Francis Bacon: A Self-Portrait in Words by Michael Peppiatt review – glimpses of a demon-driven genius

Francis Bacon: A Self-Portrait in Words by Michael Peppiatt review – glimpses of a demon-driven genius

Despite the painter’s lack of ‘epistolary fluency’, this collection of his writings – from drunken interviews to begging letters – offers some insight into his working methods and private life

Francis Bacon composed his autobiography in paint, not words. His portraiture laid bare the skull beneath the skin, the beast pregnantly housed inside the human form, and all of the figures he painted – copulating men, hybrid monsters, bystanders at a crucifixion, many of them trapped in chrome cages or sadomasochistic cellars – were fractured images of himself. The verbal self-portrait that Michael Peppiatt has assembled could never match that lacerating self-scrutiny; in his correspondence, his scrappy memos for paintings and his repetitive interviews, Bacon hid behind evasive banality or wilful obscurity.
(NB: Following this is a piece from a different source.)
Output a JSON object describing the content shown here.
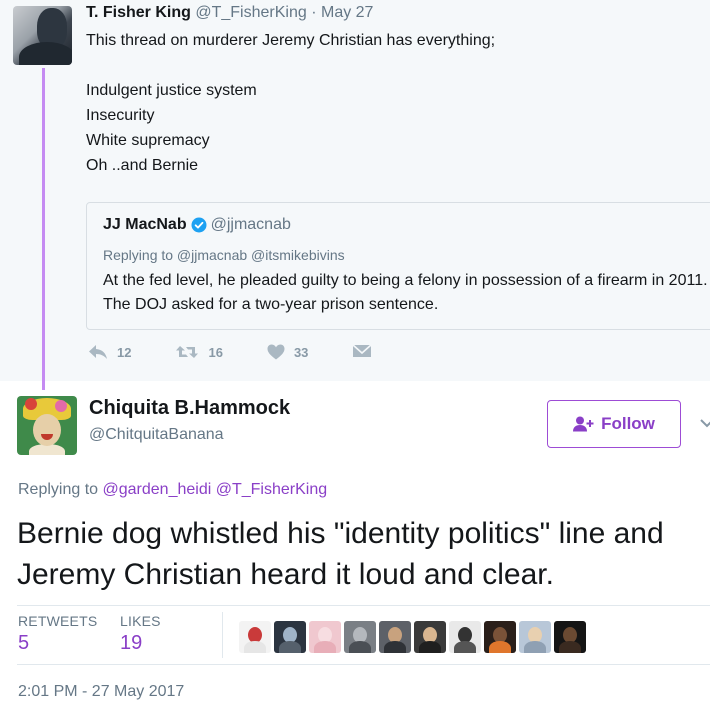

Descended from Irish gentry, he took a snobbish pride in his lack of education, and his writing is clumsy, unpunctuated and whimsically misspelled. His greatest works were triptychs, profane versions of religious altarpieces; he habitually referred to them as “tryptichs”. In an exchange that lasted for decades, he always addressed his close friend Denis Wirth-Miller as “Dennis”. In addition, as Peppiatt admits, Bacon lacked “epistolary fluency”. The volume contains dozens of postcards from Monaco or Morocco in which the laconic messages consist of weather reports, while another terse and entirely insignificant note asks his London cleaning lady to come on Monday.